O hipotireoidismo é o distúrbio endócrino mais comum em cães e é causado por irregularidades estruturais e funcionais da glândula tireoide que acarretam na deficiência dos hormônios produzidos por ela (T4 e T3), podendo ser classificado em primário, secundário e terciário. O hipotireoidismo acomete animais jovens com idade entre quatro e oito anos, de porte médio a grande, e não apresenta predileção sexual (SILVA et al., 2021; DE MARCO et al., 2012; FERNANDES et al. 2020; RAMOS, 2017; SILVA; ROMÃO, 2021).
Sinais clínicos
Os sinais clínicos são inespecíficos e de evolução lenta, o que pode-se dificultar a percepção do proprietário e, consequentemente, atrasar o diagnóstico pelo médico veterinário (MONTANHA, 2011; RAMOS, 2017; SALIBRA et al., 2011; SILVA; ROMÃO, 2021). Em cães hipotireoideos as alterações metabólicas mais comuns são letargia, ganho de peso, alterações cutâneas como alopecia bilateral simétrica e desqueratinização, principalmente, de regiões ventrais do tórax, pescoço e cauda (conhecido como cauda de rato), além da fascies tragica (FREITAS, 2009; SILVA; ROMÃO, 2021; FERNANDES et al., 2020; RAMOS, 2017).
Diagnóstico
A dosagem de T4 total pode ser realizada através da técnica de radioimunoensaio (RIE), a qual utiliza anticorpos policlonais e mensura a porção ligada às proteínas com a fração livre no plasma, ou por meio imunoensaios enzimáticos (ELISA) e quimioluminescentes, o último com adição de um substrato quimioluminescente ao invés de isótopos radioativos para detecção da quantidade de ligação hormonal marcada ao anticorpo. É recomendado que a coleta de amostra seja realizada próximo ao meio-dia pois neste período o TSH alcança o seu pico em cães eutireoideos. Para tanto, também é indicado que o tratamento com levotiroxina deva ser interrompido por no mínimo quatro semanas (preferencialmente por seis a oito semanas) em animais suplementados, e que a amostra seja centrifugada, refrigerada e mensurada o mais rápido possível (THRALL et al., 2015; SILVA; ROMÃO, 2021; FIORINI, 2017).

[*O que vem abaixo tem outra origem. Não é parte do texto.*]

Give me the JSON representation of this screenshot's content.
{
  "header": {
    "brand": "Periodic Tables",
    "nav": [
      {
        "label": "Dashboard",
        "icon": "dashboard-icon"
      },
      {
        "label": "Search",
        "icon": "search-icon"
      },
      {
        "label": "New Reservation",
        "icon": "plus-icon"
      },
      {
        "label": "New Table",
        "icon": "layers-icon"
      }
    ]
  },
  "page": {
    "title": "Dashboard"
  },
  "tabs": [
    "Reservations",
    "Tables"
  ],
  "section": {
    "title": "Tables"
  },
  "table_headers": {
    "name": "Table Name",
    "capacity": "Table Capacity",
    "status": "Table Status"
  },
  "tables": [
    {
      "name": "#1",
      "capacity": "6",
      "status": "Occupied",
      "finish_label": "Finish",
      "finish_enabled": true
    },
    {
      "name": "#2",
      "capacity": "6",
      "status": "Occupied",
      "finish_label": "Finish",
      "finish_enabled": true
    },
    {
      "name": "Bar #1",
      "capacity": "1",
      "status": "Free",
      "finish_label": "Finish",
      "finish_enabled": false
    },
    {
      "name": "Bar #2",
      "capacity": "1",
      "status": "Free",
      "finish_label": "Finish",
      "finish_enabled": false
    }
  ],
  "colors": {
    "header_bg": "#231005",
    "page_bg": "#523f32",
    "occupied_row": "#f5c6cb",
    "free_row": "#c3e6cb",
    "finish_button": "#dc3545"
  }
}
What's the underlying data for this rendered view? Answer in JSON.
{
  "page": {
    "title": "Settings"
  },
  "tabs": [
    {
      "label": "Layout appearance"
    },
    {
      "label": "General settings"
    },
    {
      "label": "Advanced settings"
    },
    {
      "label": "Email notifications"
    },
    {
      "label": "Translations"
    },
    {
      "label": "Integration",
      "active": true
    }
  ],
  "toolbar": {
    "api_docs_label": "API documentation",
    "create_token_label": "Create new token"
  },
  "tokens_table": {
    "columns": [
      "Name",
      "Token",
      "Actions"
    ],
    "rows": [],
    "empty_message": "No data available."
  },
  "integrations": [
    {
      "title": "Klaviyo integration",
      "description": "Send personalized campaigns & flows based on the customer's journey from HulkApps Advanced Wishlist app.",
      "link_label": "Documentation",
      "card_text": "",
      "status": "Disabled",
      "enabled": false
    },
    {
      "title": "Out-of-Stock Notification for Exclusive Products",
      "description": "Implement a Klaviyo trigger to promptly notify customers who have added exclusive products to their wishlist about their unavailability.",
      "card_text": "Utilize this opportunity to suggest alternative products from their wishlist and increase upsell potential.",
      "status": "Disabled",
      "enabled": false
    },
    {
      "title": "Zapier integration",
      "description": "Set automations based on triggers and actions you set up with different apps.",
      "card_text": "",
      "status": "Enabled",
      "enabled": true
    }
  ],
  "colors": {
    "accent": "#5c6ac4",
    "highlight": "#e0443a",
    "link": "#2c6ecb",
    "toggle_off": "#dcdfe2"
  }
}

O teste que apresenta melhor sensibilidade e especifidade em relação à função da tireoide é a mensuração da concentração basal de T4 livre por RIE, esta fração do hormônio encontra-se livre no plasma e tem ação direta nas células. Têm-se a diálise de equilíbrio, conhecida como T4 livre bifásico, como técnica padrão-ouro por não sofrer interferência de auto-anticorpos e de proteínas presentes no soro, e quando associado ao T4 total possui maior especificidade (FIORINI, 2017; SILVA; THRALL et al., 2015; SILVA; ROMÃO, 2021; DE MARCO et al., 2012).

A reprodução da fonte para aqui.